I’d book it if you want a real cooking skill, not just a food stop. The combination of three classic desserts, a professional lab setup, and recipes plus follow-up support makes it a strong value for people who actually cook at home.
I’d hesitate if:
- you need strict dietary accommodations beyond what’s listed
- you’re unwilling to handle transport out to the Battistini area
- you want a purely central, walk-everywhere sightseeing day
If those points don’t scare you, this is one of those Rome experiences that leaves you with something tangible: sweets you made, techniques you can repeat, and a story that’s way better than I went to another museum.
FAQ
How long is the Italian Gelato, Tiramisu and Cannolis Cooking Class in Rome?

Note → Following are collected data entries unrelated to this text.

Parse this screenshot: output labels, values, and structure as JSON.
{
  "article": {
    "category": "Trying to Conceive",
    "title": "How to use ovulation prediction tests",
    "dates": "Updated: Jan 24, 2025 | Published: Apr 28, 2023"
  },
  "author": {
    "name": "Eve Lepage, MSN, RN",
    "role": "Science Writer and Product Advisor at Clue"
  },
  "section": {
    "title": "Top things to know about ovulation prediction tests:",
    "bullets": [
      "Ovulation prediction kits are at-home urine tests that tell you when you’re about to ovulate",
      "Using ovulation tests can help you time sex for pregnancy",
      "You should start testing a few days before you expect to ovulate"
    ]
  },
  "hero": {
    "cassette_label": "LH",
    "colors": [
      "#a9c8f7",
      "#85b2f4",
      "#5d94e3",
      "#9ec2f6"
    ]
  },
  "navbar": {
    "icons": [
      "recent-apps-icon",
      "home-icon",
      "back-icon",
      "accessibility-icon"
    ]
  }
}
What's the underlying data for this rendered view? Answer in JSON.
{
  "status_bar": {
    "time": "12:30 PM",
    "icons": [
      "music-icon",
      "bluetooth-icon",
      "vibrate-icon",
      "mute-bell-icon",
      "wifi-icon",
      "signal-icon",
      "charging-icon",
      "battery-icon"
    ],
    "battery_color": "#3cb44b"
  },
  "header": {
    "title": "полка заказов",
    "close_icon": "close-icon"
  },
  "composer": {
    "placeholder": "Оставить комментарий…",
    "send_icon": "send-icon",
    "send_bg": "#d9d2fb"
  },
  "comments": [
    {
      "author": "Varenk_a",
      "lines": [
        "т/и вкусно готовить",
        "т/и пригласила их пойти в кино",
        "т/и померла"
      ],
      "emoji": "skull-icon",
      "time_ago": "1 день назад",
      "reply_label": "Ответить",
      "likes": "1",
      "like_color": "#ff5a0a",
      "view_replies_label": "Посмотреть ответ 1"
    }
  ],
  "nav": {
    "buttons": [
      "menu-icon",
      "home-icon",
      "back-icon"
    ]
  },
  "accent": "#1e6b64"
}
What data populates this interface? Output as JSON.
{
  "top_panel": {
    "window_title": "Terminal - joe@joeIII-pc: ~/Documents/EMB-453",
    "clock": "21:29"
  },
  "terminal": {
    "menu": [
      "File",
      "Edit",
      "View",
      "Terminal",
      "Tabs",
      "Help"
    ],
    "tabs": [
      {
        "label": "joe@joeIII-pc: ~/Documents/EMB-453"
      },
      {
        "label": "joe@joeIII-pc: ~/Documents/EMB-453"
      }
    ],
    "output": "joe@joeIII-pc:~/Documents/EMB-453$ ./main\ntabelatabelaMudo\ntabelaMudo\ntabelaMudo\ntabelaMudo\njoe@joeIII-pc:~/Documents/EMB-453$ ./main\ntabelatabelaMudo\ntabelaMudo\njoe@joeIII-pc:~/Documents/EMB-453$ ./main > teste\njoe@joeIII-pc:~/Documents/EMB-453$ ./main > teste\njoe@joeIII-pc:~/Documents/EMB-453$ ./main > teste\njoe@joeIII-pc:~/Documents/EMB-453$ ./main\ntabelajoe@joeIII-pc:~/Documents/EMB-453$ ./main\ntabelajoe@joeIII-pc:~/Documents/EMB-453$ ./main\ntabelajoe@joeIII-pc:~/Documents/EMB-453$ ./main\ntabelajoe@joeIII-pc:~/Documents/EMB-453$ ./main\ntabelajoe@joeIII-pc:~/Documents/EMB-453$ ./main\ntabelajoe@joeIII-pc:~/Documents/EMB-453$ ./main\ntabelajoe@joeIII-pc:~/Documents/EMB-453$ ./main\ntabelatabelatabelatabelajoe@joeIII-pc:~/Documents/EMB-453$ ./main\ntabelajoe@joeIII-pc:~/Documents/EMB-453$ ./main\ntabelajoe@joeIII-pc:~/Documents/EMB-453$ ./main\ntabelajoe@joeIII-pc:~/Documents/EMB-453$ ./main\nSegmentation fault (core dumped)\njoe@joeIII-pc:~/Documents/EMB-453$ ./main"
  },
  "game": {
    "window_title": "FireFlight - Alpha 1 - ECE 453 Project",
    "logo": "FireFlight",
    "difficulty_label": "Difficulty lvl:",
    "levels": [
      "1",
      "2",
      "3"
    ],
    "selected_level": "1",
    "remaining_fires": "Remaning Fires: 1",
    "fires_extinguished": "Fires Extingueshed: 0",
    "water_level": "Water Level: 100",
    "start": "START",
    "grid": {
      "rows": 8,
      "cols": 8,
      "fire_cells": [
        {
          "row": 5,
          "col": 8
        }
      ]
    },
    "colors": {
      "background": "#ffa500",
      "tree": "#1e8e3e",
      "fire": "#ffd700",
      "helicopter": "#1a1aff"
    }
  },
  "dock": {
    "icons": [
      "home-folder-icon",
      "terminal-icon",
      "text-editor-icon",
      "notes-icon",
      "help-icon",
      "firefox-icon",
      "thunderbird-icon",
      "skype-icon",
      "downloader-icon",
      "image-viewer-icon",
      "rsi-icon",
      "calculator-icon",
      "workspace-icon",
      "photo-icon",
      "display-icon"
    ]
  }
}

It runs for about 2 hours 30 minutes.
What is the price per person?
The price is $94.37 per person.
Where does the class meet in Rome?
The meeting point is Via Soriso, 68a, 00166 Roma RM, Italy. The activity ends back at the meeting point.
What language is the class offered in?
The experience is offered in English.
What desserts will I make during the class?
You’ll make Italian tiramisu, Sicilian cannoli filled with ricotta, and gelato with fresh homemade toppings and fruit.
What’s included with the class?
Included items are bottled water, ingredients and equipment, the three desserts you make, a glass of prosecco (juice for children), recipes, and dedicated follow-up support to help you recreate the desserts at home.
Is the class suitable for celiac disease or severe gluten allergy?
No. It is not suitable for celiac disease or severe gluten allergy, though they can accommodate gluten intolerance.